The bowling became noticeably faster and more dangerous, probably a good deal more dangerous than anything I encountered in Afghanistan. I felt like I was playing with a matchstick instead of a bat as one heavy swish of thin air followed another. I was getting nowhere near the ever faster hard ball, but it was certainly finding its way past me, through me and into me. My track record with cricket balls, admittedly quite a while ago, was not too inspiring. When I was batting in the nets at school, the ball somehow managed to travel with unexpected velocity straight from the middle of my own bat into the middle of my own mouth. Red was the colour in every sense of the word.

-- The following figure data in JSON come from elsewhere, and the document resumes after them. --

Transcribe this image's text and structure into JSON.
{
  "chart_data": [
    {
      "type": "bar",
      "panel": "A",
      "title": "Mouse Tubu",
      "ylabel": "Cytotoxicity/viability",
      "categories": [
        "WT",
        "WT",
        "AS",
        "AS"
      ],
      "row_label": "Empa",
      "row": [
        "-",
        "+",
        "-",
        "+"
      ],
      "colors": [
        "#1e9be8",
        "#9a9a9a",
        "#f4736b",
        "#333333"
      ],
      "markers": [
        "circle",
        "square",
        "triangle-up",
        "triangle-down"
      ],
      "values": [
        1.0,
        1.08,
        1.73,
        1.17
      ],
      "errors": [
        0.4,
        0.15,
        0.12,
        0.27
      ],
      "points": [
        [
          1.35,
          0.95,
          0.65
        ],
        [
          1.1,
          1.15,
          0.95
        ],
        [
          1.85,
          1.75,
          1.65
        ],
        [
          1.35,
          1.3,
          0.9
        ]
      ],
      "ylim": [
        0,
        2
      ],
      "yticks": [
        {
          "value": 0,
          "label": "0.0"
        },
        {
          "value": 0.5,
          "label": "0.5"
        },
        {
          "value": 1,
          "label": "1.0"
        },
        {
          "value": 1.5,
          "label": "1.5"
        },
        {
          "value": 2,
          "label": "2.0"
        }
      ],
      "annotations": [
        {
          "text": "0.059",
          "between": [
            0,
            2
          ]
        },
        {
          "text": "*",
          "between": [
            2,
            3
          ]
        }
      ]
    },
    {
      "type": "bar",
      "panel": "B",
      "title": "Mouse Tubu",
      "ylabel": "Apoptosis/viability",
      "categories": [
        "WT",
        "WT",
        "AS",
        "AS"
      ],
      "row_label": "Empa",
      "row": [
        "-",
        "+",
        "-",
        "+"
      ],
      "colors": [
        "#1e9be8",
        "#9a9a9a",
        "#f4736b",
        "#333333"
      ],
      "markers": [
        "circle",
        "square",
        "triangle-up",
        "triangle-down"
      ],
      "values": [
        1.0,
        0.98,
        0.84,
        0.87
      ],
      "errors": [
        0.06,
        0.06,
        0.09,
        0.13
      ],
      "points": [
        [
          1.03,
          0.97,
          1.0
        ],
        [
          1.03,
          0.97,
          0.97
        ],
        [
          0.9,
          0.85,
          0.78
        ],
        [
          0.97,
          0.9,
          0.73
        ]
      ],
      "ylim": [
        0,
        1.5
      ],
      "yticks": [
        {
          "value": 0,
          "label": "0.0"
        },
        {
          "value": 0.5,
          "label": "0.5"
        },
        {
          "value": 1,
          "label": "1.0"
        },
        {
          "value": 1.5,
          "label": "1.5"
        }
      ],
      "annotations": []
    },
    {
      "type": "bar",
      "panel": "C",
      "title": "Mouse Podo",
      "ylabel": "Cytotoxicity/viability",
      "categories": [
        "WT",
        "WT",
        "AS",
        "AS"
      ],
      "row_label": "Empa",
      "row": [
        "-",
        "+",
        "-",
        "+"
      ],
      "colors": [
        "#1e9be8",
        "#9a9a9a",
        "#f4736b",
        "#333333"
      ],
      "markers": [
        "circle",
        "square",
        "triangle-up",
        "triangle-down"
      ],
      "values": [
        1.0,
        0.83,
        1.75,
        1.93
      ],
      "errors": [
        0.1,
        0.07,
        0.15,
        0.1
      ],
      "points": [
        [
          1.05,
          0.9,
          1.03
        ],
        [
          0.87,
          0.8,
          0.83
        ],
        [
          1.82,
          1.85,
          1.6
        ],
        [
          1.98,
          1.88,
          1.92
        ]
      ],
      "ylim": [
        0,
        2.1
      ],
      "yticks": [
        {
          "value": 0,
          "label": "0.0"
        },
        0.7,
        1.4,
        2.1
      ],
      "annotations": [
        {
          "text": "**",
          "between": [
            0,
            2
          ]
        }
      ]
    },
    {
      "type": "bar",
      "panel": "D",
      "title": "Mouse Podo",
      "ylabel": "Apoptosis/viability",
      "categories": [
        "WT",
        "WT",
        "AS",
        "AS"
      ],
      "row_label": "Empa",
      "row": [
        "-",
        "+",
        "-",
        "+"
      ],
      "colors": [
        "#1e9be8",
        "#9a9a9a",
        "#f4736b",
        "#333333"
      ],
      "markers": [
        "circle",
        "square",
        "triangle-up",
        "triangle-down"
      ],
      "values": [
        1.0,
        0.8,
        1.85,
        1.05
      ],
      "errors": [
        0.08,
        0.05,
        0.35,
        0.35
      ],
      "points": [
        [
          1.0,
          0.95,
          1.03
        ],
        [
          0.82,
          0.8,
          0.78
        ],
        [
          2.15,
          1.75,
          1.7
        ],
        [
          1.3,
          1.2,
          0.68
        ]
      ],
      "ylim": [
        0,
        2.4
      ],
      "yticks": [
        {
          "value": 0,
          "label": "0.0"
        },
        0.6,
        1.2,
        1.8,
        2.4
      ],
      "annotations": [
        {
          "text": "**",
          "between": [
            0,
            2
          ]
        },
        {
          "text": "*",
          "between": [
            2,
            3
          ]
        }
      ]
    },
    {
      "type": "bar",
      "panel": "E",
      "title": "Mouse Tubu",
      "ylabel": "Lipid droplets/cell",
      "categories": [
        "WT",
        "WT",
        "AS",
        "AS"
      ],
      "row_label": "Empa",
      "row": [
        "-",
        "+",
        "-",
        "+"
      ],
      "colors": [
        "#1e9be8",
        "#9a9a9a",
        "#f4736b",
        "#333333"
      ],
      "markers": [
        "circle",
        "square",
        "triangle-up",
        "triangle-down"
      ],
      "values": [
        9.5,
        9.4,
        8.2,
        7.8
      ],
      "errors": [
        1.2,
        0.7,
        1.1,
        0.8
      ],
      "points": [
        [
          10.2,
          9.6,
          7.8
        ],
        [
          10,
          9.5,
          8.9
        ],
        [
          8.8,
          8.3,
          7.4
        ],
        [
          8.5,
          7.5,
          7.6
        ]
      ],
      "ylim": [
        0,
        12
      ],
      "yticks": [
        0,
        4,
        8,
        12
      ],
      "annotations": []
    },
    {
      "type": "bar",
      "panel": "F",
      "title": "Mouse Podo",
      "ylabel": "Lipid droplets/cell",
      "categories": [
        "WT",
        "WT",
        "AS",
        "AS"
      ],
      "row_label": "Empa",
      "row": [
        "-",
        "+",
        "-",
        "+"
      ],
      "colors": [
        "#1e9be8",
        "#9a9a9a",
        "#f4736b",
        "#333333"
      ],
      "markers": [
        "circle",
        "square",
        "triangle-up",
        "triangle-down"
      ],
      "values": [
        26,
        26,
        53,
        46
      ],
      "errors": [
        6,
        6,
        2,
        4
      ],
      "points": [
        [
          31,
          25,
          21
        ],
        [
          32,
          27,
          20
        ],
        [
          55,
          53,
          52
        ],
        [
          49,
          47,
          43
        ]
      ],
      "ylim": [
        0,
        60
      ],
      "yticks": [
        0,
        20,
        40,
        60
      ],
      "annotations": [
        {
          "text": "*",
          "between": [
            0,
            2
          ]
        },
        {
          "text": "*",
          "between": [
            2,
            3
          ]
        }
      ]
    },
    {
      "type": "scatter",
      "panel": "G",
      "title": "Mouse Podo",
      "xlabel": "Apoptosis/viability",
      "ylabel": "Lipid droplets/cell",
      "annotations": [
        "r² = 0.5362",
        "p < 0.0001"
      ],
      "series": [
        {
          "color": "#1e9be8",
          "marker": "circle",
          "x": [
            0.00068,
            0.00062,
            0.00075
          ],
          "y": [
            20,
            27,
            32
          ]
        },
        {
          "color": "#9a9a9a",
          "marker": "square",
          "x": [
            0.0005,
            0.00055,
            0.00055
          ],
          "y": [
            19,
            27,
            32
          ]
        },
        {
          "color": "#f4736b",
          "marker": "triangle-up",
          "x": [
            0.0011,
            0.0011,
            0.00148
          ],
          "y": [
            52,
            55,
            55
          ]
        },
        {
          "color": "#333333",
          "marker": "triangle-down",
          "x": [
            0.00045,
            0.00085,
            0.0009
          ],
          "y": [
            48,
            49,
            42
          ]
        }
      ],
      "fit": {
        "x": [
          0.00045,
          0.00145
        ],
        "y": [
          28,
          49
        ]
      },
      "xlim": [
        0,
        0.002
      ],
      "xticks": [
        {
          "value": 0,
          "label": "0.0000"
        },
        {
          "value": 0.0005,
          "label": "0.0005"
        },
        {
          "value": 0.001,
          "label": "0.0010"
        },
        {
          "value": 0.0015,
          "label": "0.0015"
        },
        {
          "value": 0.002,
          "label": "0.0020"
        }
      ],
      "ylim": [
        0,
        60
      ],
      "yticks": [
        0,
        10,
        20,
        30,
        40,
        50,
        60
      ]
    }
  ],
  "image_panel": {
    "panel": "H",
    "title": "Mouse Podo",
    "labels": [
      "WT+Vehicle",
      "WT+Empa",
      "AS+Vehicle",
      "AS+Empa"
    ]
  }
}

However, Farid made the welcome excuse of bad light on my behalf and insisted that I should come back tomorrow, so I could be properly kitted out with 'helmet and other protection.' How reassuring. Still what price an England call up? Or what price an accident of some description?

But postponing my cricket experiences for another day would allow me to reflect on some of my first impressions of Peshawar. Back in the old city, I contemplated what I was standing in the middle of. A bursting, bustling feast of the most irresistible temptation.

If you desired safe, secure, organised and comfortable from your travel experiences, this definitely wasn't it. But if you desired vivid, vibrant life, the old city of Peshawar is brimming and bubbling. It demands your attention. An exotic infusion of sights, sounds and smells, which stimulates you to the point of drowsiness. A city where the sequence of events and accompanying dialogue regularly seemed to be like a bad fiction plot. An utterly infectious and strangely intoxicating place, which gets the blood flowing.